Open Access

Recurrent and chronic headaches in children below 6 years of age

  • V. Raieli1, 2Email author,
  • M. Eliseo2,
  • E. Pandolfi2,
  • M. La Vecchia2,
  • G. La Franca2,
  • D. Puma2 and
  • D. Ragusa2
The Journal of Headache and Pain20056:168

DOI: 10.1007/s10194-005-0168-z

Received: 2 February 2005

Accepted: 14 April 2005

Published: 13 May 2005

Abstract

The objective was to determine the frequency of headache subtypes, according to International Headache Society (IHS) criteria, in a population of children below 6 years visiting a Center for Diagnosis and Treatment of Headache in Youth. Medical records of the children below 6 years at their first visit, admitted for headache between 1997 and 2003, were studied. Headache was classified according to the IHS criteria 2004. Children with less than three headache attacks or less than 15 days of daily headache were excluded. We found 1598 medical records of children who visited our Headache Center in the study period. One hundred and five (6.5%) were children younger than 6 years. The mean age at the first medical control was 4.8±1.3 years (range 17–71 months). There were 59 males (56.1%) and 46 females (43.9%). The mean age at onset of headaches was 4.3 years (range 14–69 months). According to the IHS criteria we found 37 cases (35.2%) with migraine, 19 cases (18%) with episodic tension headache, 5 cases (4.8%) with chronic daily headache, 13 cases (12.4%) with primary stabbing headache, 18 cases (17.1%) with post–traumatic headache, 7 cases (6.6%) with other non–dangerous secondary headaches (otorhinolaryngological diseases, post–infectious headaches), 3 cases (2.85%) with dangerous headaches (Arnold–Chiari type 1 malformation, brain tumour) and 9 cases (8.6%) with unclassifiable headaches.

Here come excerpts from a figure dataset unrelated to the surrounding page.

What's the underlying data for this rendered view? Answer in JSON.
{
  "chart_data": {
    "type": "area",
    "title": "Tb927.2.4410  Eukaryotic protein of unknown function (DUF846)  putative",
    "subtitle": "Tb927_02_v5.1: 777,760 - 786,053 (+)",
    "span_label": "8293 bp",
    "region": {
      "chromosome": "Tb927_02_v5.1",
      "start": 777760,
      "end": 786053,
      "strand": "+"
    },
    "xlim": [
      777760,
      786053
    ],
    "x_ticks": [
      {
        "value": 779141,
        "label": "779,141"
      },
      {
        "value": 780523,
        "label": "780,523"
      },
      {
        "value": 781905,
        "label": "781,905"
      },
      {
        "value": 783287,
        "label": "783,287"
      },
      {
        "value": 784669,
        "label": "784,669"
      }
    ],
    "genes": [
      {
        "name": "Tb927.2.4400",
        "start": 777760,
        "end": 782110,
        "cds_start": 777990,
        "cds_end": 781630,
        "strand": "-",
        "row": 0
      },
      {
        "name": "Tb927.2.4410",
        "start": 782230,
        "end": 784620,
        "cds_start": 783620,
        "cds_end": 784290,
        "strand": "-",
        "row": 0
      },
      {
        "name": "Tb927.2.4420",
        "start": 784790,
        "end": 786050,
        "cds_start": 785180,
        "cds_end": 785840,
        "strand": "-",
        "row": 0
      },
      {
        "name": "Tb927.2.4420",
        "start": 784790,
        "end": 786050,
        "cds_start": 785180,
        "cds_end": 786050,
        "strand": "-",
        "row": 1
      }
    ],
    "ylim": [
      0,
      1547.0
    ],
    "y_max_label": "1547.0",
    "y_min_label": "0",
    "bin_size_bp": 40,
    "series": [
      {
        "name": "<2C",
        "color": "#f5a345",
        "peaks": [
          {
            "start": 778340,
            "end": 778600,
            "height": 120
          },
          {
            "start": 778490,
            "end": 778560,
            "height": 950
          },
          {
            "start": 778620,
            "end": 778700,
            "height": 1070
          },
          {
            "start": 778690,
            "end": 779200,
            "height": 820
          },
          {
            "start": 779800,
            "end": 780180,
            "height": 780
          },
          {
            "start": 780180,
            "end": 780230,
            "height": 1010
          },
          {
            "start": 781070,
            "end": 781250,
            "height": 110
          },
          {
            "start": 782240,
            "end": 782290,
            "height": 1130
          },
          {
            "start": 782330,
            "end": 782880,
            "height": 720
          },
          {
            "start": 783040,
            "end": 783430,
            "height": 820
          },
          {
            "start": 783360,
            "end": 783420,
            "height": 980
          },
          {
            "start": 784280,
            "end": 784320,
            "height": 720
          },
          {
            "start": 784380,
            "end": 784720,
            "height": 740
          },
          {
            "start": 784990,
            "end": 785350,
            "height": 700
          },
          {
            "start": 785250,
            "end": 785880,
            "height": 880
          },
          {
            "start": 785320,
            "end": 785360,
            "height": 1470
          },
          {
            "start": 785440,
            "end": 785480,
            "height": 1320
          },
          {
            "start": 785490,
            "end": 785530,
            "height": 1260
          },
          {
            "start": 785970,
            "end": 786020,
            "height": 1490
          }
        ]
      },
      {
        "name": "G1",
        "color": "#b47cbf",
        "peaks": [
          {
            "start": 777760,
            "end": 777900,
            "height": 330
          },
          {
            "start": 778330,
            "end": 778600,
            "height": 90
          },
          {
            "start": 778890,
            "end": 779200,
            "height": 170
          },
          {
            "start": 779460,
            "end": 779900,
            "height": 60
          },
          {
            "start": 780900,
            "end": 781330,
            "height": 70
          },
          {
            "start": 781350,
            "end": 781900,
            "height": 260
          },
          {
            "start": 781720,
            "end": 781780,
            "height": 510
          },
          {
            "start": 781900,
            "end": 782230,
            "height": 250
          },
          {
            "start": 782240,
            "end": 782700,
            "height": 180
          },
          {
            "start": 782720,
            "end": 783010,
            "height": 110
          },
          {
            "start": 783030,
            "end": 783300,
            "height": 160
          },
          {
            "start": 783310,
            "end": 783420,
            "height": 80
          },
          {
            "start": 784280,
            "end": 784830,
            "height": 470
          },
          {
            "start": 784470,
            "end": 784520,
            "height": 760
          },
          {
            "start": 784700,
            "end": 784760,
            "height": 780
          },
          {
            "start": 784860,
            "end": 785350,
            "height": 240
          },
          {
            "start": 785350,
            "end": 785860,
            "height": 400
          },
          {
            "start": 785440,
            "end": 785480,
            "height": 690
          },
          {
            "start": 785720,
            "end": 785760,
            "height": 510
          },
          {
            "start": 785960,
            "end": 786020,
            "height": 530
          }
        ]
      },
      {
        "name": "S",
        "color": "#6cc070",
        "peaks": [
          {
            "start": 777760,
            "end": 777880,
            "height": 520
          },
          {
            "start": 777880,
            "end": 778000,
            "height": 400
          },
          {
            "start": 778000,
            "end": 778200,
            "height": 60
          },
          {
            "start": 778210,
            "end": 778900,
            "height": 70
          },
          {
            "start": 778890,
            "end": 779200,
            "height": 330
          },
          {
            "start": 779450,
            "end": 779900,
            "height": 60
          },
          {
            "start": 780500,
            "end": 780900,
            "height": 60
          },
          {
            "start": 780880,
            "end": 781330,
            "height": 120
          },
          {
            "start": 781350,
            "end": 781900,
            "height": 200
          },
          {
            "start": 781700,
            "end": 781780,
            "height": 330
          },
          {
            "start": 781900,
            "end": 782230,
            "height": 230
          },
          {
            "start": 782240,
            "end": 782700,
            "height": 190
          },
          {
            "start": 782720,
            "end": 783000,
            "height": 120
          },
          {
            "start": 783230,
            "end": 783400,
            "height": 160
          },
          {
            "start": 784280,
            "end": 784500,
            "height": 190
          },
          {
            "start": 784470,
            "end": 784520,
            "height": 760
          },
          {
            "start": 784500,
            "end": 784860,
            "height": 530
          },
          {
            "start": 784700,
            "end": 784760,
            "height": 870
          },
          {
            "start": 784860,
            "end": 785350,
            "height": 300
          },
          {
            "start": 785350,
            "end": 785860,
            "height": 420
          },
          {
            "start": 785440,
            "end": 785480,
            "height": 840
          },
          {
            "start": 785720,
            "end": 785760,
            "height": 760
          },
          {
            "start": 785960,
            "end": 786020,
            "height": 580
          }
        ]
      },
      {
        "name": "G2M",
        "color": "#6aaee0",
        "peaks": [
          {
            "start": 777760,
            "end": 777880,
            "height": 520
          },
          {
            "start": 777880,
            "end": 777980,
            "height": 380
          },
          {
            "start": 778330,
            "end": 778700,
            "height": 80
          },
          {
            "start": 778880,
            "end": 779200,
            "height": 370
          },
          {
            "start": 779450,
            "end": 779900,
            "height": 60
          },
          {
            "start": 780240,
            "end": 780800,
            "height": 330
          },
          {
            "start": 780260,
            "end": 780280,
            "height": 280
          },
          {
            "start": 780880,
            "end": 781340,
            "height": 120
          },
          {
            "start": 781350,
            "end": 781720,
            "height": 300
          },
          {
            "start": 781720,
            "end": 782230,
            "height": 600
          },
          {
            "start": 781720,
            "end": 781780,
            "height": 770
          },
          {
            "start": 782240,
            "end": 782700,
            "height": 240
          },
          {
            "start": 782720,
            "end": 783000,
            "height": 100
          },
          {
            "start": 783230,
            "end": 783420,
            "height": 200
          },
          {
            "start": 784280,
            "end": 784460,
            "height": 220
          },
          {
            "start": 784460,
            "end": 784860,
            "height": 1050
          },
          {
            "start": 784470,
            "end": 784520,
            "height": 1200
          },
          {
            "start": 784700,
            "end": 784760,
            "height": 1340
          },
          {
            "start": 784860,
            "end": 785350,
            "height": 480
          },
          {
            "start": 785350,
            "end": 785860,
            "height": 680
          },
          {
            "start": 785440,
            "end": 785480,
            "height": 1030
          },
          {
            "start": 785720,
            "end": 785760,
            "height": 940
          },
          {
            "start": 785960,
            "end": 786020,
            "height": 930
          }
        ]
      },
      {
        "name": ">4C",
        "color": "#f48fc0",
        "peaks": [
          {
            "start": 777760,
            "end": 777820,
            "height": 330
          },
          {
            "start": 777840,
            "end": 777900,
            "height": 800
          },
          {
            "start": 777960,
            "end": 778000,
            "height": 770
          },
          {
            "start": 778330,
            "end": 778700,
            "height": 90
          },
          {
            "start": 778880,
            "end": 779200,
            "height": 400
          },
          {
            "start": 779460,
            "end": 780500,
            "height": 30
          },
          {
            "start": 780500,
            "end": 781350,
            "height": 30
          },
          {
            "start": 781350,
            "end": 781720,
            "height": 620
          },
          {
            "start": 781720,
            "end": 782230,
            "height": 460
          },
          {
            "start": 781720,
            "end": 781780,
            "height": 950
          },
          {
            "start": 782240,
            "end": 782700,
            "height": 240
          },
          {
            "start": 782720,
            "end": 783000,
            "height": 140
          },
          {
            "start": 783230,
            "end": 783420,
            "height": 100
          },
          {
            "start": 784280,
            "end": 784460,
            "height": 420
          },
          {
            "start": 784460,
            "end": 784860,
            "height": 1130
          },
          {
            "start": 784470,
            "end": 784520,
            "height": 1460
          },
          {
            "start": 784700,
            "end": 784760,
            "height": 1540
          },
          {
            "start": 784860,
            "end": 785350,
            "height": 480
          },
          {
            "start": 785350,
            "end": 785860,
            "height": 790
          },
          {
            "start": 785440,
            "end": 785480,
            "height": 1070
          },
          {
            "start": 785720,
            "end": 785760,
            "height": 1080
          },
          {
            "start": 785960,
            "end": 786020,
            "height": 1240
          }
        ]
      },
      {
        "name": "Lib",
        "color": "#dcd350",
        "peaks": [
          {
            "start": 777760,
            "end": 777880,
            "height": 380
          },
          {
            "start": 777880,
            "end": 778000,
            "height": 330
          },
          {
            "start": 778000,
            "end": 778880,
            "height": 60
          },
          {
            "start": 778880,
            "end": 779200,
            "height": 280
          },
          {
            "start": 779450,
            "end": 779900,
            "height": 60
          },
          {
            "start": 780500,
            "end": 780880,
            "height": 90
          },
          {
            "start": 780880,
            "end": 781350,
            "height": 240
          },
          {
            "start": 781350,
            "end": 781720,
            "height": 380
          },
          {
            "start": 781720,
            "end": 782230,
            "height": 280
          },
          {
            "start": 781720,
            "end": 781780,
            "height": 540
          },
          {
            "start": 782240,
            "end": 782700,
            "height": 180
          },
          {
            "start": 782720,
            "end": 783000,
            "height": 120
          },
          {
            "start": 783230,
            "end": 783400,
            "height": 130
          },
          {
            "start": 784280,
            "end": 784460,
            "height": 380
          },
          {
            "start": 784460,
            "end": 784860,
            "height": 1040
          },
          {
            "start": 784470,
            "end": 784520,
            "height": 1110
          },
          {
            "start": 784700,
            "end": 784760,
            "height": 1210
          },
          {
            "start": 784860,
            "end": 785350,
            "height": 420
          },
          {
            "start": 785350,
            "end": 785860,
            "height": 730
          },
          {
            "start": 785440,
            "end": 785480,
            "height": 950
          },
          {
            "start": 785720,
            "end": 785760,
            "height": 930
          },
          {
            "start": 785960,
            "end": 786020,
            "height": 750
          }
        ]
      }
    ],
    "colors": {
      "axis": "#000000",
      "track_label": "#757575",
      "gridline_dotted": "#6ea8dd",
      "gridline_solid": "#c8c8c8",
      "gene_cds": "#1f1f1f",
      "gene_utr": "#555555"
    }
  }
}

Six children (5.7%) reported more than one headache subtype. The prevalence of dangerous headaches was higher than those in school age (χ2=4.70, p<0.05). Our study shows some differences in headaches in this population vs. school children. In fact at this age migraine is the most common headache, but we also found an increase of secondary causes among the chronic/recurrent and daily headaches, especially posttraumatic disorders and potentially dangerous headaches. Finally our study shows the highest prevalence of the idiopathic stabbing headache in pre–school children in comparison with other ages.